The Arikaras and the Platte River Pawnees probably had the same ancestors in what would become Nebraska. The early Arikaras migrated north along the Missouri River into future South Dakota, and, after a series of smallpox epidemics, numbered about 3,000 when Meriwether Lewis and William Clark reached their villages in October 1804. The Arikaras, like the neighboring Mandans and Hidatsas, mostly grew corn and beans and sometimes hunted buffalo. The Sioux, full-time hunters, called these agriculture-minded Indians “corn eaters.” But at the time the Arikaras did join the Teton Sioux in raids on their Mandan and Hidatsa neighbors. Frontier alliances kept changing. In 1823 U.S. soldiers and Sioux allies fought the Arikaras, and after another smallpox epidemic in 1836–37 and still another in 1856 the three devastated farming tribes grew closer to one another, with the Sioux becoming their mutual enemy. In 1862 the Arikaras, Hidatsas and Mandans were living together at Like-a-Fishhook village in future North Dakota, and in 1870 the U.S. government established the Fort Berthold Indian Reservation for the tribes.

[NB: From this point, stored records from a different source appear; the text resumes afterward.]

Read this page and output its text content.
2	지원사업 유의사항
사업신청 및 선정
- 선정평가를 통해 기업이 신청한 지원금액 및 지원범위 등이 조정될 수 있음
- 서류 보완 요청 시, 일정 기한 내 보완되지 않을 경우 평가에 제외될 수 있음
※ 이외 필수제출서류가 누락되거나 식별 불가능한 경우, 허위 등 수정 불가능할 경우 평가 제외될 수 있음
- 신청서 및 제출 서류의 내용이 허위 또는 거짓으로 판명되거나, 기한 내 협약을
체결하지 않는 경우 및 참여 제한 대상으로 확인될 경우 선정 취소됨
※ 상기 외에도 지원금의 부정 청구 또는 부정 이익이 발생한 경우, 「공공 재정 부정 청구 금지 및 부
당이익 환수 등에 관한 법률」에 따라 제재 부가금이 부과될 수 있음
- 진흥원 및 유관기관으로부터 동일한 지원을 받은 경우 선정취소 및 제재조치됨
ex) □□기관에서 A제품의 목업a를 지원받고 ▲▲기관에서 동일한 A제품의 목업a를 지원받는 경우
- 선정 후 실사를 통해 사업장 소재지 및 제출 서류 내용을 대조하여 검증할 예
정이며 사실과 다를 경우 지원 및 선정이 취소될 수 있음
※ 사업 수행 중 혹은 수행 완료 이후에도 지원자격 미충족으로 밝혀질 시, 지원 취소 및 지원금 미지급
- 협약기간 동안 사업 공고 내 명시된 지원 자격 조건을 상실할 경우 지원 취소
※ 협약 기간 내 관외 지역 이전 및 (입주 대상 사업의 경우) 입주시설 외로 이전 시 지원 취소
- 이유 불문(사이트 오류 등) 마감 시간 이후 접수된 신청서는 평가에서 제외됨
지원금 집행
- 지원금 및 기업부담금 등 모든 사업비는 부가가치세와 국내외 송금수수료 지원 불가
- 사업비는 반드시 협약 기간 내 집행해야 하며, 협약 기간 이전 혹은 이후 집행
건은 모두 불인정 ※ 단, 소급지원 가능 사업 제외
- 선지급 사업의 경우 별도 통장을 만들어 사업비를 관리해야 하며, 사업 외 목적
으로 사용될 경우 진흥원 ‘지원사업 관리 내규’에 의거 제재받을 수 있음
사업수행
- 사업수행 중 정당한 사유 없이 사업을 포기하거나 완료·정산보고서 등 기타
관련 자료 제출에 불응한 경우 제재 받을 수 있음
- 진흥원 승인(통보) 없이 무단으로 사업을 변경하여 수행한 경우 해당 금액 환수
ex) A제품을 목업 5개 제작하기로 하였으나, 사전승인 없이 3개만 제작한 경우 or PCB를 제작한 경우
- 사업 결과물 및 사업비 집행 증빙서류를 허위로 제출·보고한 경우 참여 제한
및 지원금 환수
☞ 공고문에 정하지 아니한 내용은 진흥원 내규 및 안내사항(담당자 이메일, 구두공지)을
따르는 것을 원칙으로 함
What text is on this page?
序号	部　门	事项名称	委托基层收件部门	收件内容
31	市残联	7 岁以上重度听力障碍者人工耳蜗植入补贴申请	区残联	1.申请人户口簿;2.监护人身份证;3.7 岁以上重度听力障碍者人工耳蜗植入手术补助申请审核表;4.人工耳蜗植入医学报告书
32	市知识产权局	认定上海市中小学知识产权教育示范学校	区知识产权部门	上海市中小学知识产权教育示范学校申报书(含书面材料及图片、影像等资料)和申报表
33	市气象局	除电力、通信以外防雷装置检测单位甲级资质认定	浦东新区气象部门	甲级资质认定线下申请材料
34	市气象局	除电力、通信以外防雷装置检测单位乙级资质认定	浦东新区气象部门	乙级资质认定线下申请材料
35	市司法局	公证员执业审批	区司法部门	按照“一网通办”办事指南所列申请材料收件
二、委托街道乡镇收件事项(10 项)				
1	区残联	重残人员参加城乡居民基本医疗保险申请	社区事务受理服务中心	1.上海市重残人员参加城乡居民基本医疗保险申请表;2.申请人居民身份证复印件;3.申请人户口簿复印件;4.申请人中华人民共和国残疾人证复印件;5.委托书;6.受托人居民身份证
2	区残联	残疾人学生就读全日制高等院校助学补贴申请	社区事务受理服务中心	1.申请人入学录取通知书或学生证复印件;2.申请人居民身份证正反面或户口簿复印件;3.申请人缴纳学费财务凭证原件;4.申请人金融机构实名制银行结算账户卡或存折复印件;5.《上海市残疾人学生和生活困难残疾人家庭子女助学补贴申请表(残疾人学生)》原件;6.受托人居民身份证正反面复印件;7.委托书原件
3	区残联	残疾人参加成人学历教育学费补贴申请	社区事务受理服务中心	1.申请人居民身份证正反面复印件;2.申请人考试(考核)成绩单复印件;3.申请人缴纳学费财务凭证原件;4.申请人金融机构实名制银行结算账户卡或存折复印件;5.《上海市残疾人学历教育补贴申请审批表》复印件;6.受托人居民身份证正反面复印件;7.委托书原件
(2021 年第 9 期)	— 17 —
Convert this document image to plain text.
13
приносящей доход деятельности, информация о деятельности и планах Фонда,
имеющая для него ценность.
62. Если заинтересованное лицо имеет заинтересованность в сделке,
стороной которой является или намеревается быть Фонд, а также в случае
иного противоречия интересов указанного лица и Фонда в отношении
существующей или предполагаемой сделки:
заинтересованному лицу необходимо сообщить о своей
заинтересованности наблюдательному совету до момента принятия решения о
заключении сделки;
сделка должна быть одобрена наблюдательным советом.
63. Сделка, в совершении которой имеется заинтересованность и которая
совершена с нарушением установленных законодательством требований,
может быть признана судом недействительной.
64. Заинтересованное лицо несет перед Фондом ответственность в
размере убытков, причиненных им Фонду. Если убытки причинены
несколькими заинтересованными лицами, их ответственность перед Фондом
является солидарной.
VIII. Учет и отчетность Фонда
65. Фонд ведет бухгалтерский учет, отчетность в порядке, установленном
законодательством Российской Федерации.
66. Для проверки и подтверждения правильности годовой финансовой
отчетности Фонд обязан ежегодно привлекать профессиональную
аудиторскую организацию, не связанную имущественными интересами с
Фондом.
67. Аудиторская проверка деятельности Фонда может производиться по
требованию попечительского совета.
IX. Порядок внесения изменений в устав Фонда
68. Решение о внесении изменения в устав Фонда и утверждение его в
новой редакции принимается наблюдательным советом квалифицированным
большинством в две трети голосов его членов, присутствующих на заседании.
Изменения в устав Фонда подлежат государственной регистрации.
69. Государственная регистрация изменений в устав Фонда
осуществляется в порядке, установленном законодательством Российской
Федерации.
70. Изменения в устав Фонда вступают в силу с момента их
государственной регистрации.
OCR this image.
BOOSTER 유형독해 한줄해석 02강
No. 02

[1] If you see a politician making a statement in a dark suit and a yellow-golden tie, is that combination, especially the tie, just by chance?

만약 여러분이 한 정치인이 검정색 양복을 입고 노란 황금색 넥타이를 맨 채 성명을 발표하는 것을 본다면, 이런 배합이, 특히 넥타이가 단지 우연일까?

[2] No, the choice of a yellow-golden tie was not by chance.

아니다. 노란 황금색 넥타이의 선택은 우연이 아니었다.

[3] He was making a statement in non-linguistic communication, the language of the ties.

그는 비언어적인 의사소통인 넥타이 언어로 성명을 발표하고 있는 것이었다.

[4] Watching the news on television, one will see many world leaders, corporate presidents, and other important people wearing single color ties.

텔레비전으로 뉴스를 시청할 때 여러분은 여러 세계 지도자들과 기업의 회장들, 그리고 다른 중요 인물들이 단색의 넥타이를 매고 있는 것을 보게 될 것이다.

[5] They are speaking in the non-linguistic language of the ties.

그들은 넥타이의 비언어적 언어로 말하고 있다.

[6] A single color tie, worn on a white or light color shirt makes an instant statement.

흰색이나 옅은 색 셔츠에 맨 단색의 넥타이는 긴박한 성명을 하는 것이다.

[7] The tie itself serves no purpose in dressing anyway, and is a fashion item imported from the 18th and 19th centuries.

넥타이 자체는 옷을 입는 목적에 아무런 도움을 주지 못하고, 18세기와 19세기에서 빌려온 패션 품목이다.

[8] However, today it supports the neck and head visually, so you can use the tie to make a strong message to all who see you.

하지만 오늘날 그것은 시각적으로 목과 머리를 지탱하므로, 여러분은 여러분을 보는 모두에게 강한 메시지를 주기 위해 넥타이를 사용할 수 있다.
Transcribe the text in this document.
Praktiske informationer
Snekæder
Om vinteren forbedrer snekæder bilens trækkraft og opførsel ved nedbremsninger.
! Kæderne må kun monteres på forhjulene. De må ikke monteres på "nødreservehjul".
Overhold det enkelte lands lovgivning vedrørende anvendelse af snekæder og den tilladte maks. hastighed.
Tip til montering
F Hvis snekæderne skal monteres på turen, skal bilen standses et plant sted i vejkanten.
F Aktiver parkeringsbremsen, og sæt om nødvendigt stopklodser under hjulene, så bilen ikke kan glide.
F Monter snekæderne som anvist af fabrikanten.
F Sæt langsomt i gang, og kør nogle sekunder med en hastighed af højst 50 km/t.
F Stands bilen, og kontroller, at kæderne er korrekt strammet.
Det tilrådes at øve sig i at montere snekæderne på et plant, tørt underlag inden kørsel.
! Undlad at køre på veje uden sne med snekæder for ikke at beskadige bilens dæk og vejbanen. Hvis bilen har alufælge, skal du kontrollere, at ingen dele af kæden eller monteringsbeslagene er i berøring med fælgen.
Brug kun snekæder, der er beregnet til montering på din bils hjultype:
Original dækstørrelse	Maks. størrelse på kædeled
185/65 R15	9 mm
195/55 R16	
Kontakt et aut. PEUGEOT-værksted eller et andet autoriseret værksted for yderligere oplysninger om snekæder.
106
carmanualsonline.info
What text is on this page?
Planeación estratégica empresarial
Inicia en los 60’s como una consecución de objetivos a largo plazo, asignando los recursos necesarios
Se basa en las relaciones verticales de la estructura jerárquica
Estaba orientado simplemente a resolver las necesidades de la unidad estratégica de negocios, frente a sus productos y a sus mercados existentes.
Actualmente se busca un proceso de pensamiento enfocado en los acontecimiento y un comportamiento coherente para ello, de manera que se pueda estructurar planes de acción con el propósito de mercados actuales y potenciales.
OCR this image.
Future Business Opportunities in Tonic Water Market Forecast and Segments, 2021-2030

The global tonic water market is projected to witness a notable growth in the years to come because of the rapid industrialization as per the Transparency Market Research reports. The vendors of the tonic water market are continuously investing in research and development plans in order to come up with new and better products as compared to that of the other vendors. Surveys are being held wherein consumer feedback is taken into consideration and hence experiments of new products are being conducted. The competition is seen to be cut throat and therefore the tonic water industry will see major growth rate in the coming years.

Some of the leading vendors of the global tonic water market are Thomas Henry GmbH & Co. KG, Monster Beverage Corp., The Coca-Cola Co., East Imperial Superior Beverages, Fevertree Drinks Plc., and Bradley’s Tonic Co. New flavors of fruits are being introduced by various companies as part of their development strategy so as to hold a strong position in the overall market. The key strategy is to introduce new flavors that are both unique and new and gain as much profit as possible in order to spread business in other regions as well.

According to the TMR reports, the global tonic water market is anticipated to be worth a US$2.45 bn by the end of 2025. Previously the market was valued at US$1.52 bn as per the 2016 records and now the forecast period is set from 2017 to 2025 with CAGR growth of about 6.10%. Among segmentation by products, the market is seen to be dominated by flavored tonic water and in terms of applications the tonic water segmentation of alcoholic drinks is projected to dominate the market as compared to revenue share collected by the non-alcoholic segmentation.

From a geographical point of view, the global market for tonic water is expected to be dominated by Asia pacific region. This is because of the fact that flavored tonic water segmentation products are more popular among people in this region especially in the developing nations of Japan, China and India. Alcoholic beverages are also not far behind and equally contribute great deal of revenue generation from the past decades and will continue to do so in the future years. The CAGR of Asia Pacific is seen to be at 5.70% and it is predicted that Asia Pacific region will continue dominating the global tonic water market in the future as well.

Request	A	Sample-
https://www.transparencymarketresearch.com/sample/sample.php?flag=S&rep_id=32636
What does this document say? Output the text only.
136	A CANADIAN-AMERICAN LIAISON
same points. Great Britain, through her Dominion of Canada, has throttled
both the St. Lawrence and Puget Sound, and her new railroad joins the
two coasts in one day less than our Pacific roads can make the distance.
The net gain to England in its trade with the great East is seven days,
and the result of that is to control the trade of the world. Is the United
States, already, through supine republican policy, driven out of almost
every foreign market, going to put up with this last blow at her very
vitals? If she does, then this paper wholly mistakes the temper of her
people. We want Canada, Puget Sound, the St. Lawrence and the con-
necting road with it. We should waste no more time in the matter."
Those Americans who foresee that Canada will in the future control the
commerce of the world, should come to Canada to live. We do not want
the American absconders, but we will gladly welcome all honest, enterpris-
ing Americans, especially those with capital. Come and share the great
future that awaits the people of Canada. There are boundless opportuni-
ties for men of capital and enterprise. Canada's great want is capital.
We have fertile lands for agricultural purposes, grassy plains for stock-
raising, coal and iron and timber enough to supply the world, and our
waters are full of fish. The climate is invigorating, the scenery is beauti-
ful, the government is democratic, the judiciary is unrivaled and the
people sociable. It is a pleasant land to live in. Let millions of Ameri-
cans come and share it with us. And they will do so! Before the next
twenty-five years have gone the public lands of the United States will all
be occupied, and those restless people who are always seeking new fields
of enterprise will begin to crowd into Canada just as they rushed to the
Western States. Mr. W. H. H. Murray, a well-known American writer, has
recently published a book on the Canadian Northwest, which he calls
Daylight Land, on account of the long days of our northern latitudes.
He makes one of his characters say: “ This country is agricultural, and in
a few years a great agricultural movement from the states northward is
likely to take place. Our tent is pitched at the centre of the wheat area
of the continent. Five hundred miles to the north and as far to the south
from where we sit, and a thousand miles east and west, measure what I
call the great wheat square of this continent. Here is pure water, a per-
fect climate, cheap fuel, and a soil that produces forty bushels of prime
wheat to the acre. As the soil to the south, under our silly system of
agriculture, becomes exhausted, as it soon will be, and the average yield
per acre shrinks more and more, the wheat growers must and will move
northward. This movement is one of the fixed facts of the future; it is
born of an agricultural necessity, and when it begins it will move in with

Arikara men began scouting for the U.S. Army and served as guides for Custer’s Black Hills Expedition in 1874. “By 1876,” writes Koster, “the Arikaras, badly outnumbered and targeted as white allies, had more reason than ever to side with soldiers trying to contain the powerful Sioux.”

The Arikaras at the Little Bighorn turned in a mixed performance. About a half-dozen of them rushed the Sioux pony herd, captured some horses and took off with Sioux warriors in pursuit. Nine Arikaras never crossed the river, but 22 were on Reno’s left flank as his command advanced on the enemy village. In the failed fight in the valley, some Arikaras fought valiantly and two, Bob-tailed Bull and Little Brave, died along with the half-Arikara Bloody Knife. When Reno and the other survivors retreated back across the river and made a defensive stand on Reno Hill, 13 Arikaras fought alongside the soldiers. “Of the 26 Sioux and Cheyenne warriors who died at the Little Bighorn (including those shot by Custer’s immediate command), I would estimate that a quarter of them were killed by the Arikaras and the Crow scouts,” says Koster. “Not all of the Arikaras and Crows were on the firing lines, but those who did decide to go to battle instead of hanging back or riding off proved that they could fight well on their feet.”

Visitors to Little Bighorn Battlefield National Monument in Montana are bound to hear about the Crows. Their Crow Agency is nearby, and each June the Real Bird family (a Crow family) produces a reenactment of the battle. But the Arikaras, those other Indian friends of Custer, are now part of the the Mandan, Hidatsa and Arikara (MHA) Nation, also known as the Three Affiliated Tribes, based at the Fort Berthold Reservation in western North Dakota. The people known as the Arikaras, or Rees, by the way, now call themselves Sahnish, which means “the original people from whom all other tribes sprang.”